Dieser Kleinspecht verhielt sich geradezu idealtypisch. Urs N. Glutz von Blotzheim beschreibt in seinem „Handbuch der Vögel Mitteleuropas“, Band 9 „Piciformes“ auf Seite 1108ff ausführlich sowohl die beobachtete Technik des Nahrungserwerbs, das bevorzugte Winterhabitat und sogar die Vergesellschaftung mit Meisentrupps wobei sogar die aufgezählten Vogelarten bis hin zu zum Baumläufer (Certhia sp.) und dem Wintergoldhähnchen (Regulus regulus) paßt.
Auch in langanhaltenden Wintern ernähren sich Kleinspechte (Dryobates minor; früher auch : Dendrocopos minor) vor allem von tierischer Nahrung (Insekten, Larven, Raupen). Im Winter wird die Nahrung unter Baumrinden und im Totholz gesucht. Die Winternahrung besteht aus unter der Rinde überwinternden Insekten. Es werden u.a. holzbewohnende Käfer-Larven gerne genommen.

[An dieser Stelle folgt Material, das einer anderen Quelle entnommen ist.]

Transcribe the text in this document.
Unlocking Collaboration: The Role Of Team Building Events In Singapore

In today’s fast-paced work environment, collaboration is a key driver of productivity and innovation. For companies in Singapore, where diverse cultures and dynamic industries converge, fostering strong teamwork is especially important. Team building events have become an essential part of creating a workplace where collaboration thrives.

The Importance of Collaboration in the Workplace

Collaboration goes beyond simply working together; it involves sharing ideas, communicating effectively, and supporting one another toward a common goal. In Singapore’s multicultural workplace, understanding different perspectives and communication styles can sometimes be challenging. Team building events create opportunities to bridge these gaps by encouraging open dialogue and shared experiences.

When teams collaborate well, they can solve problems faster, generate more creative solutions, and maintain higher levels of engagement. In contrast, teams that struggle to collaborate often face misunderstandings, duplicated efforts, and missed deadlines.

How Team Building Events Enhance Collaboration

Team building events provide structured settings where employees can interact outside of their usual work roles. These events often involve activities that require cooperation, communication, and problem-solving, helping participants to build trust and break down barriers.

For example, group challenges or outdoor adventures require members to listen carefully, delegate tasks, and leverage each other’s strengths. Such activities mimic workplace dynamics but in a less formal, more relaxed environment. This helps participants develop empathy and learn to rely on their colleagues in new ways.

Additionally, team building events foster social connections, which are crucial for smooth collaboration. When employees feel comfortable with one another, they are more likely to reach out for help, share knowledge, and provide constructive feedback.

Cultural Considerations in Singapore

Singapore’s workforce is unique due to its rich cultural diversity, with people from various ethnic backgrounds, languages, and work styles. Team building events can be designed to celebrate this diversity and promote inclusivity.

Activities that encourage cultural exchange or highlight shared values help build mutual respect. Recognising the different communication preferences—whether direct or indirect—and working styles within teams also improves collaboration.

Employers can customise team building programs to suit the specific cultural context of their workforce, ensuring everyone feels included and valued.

Wenn Kleinspechte auf Nahrungssuche sind, scheinen sie den Schutz von dicht stehenden Zweigen zu suchen. Immer wieder verschwinden sie auch blitzschnell hinter einem dickeren Ast und kommen erst im Lauf der weiteren Beutesuche wieder zum Vorschein. Fotografieren ist da nicht einfach. Zwischendurch schauen sie immer wieder mal aufmerksam nach oben. Es könnte ja ein Sperber, eine andere Spechtart oder ein Artgenosse angreifen. Kleinspechte halten die Reviergrenzen ganzjährig aufrecht. Während der Brutzeit verteidigen beide Partner das Revier energisch, aber auch im Winter können sich Männchen mit revierfremden Männchen einen Kampf liefern. Es können sogar direkte Anflüge mit Körperkontakt vorkommen. Im Winter müssen Kleinspechte besonders wachsam sein. Hungrige Greife wie der Sperber (Accipiter nisus) und der Habicht (Accipiter gentilis) lauern überall.

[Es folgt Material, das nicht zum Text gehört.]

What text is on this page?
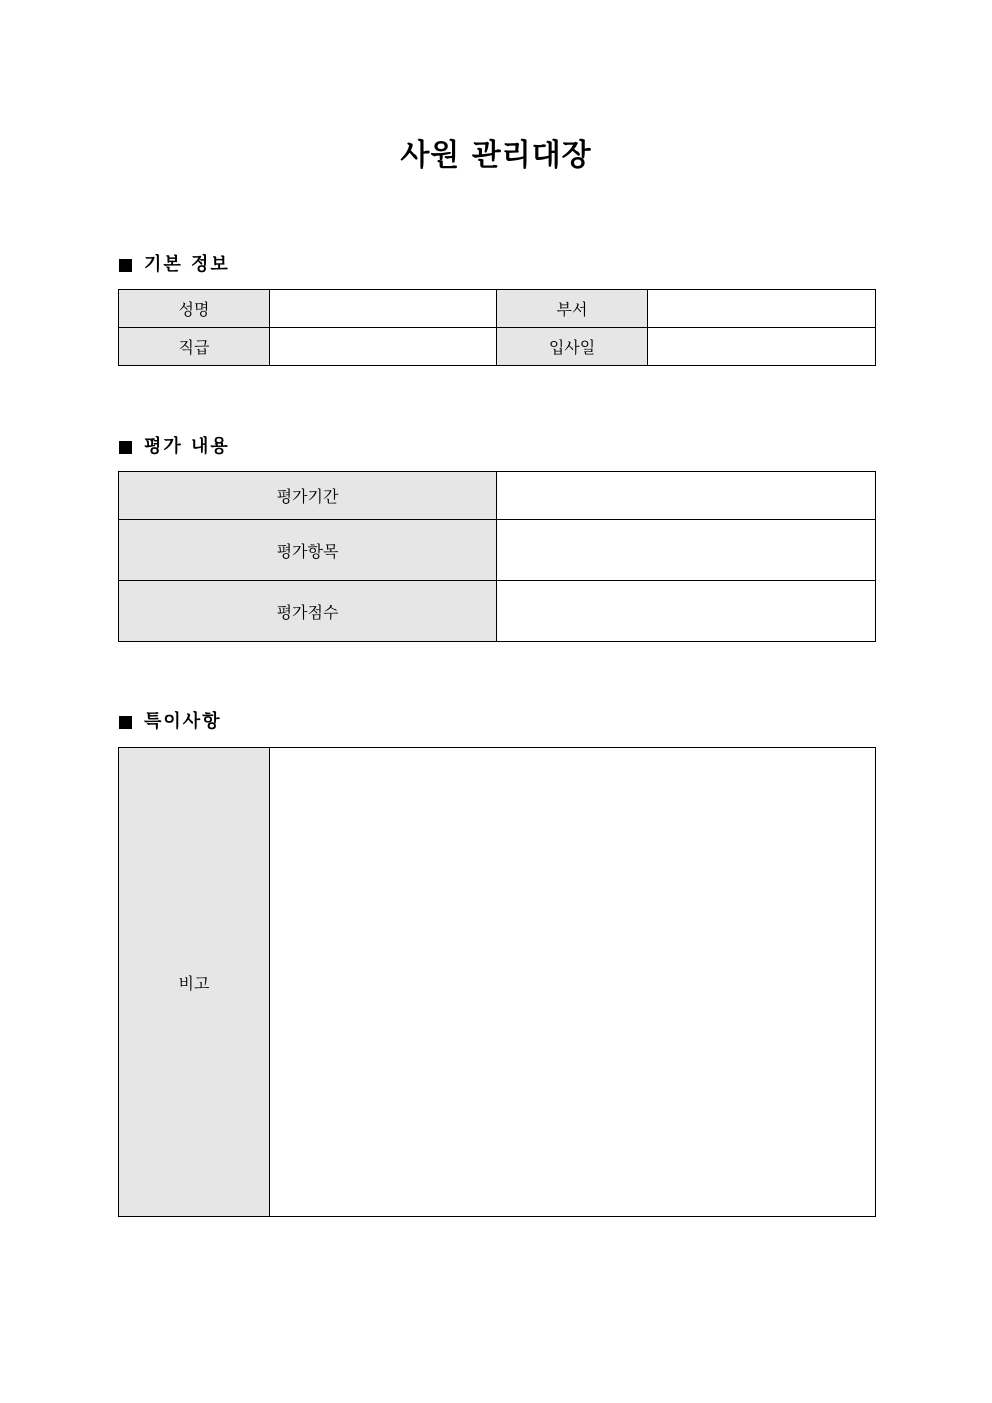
사원 관리대장
기본 정보
성명		부서	
직급		입사일	
평가 내용
평가기간	
평가항목	
평가점수	
특이사항
비고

Kleinspechte sind in Deutschland als Stand- und Strichvogel das ganze Jahr über zu beobachten. Im Herbst und Winter sind die Tiere auch abseits der Brutgebiete zu finden. Der Kleinspecht besiedelt parkartige Landschaften und lichte Laub- und Mischwälder, Weich- und Hartholzauen sowie feuchte Erlen- und Hainbuchenwälder mit einem hohen Alt- und Totholzanteil. Gerne erscheint er im Siedlungsbereich auch in strukturreichen Parkanlagen, alten Villengärten und ursprünglichen Hausgärten. Eine besondere Präferenz scheint er für Streuobstwiesen, also Obstgärten mit einem altem Baumbestand, zu zeigen.

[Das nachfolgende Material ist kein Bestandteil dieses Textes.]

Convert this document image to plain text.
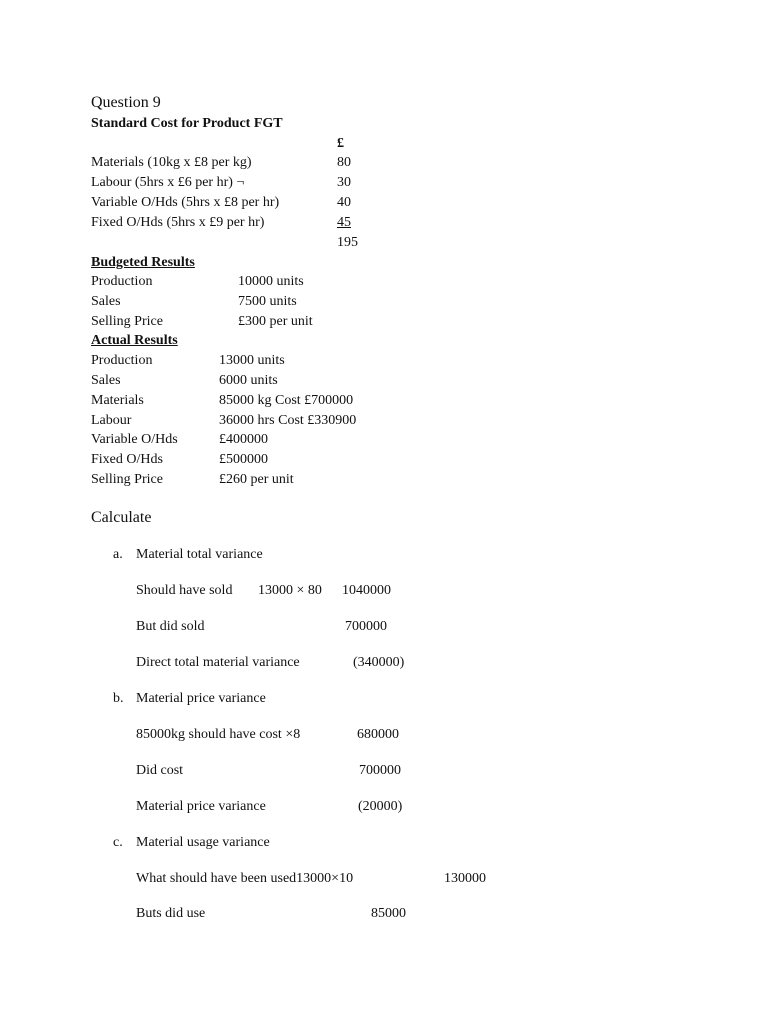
Question 9
Standard Cost for Product FGT
£
Materials (10kg x £8 per kg)	80
Labour (5hrs x £6 per hr) ¬	30
Variable O/Hds (5hrs x £8 per hr)	40
Fixed O/Hds (5hrs x £9 per hr)	45
195
Budgeted Results
Production	10000 units
Sales	7500 units
Selling Price	£300 per unit
Actual Results
Production	13000 units
Sales	6000 units
Materials	85000 kg Cost £700000
Labour	36000 hrs Cost £330900
Variable O/Hds	£400000
Fixed O/Hds	£500000
Selling Price	£260 per unit
Calculate
a. Material total variance
Should have sold 13000 × 80 1040000
But did sold	700000
Direct total material variance	(340000)
b. Material price variance
85000kg should have cost ×8	680000
Did cost	700000
Material price variance	(20000)
c. Material usage variance
What should have been used13000×10	130000
Buts did use	85000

Der Kleinspecht kommt in Deutschland praktisch in allen Naturräumen – außer den Hochalpen – vor. Im Tiefland ist er nahezu flächendeckend verbreitet. Im Bergland zeigen sich dagegen deutliche Verbreitungslücken. Die höchstgelegenen Beobachtungen gelangen mir im Vordertaunus auf ca. 400m NN. Hier zeigte der Kleinspecht – wie in der Brutzeit – ebenfalls eine Präferenz für Obstbäume wie Kirsche und Apfel.
Die Havelaue liegt im Nordwesten des Landkreises Havelland, rund 10 Kilometer nordwestlich von Rathenow und 70 Kilometer westlich von Berlin. Im Norden der Gemeinde liegt der Gülper See mit seinem Vogelreichtum.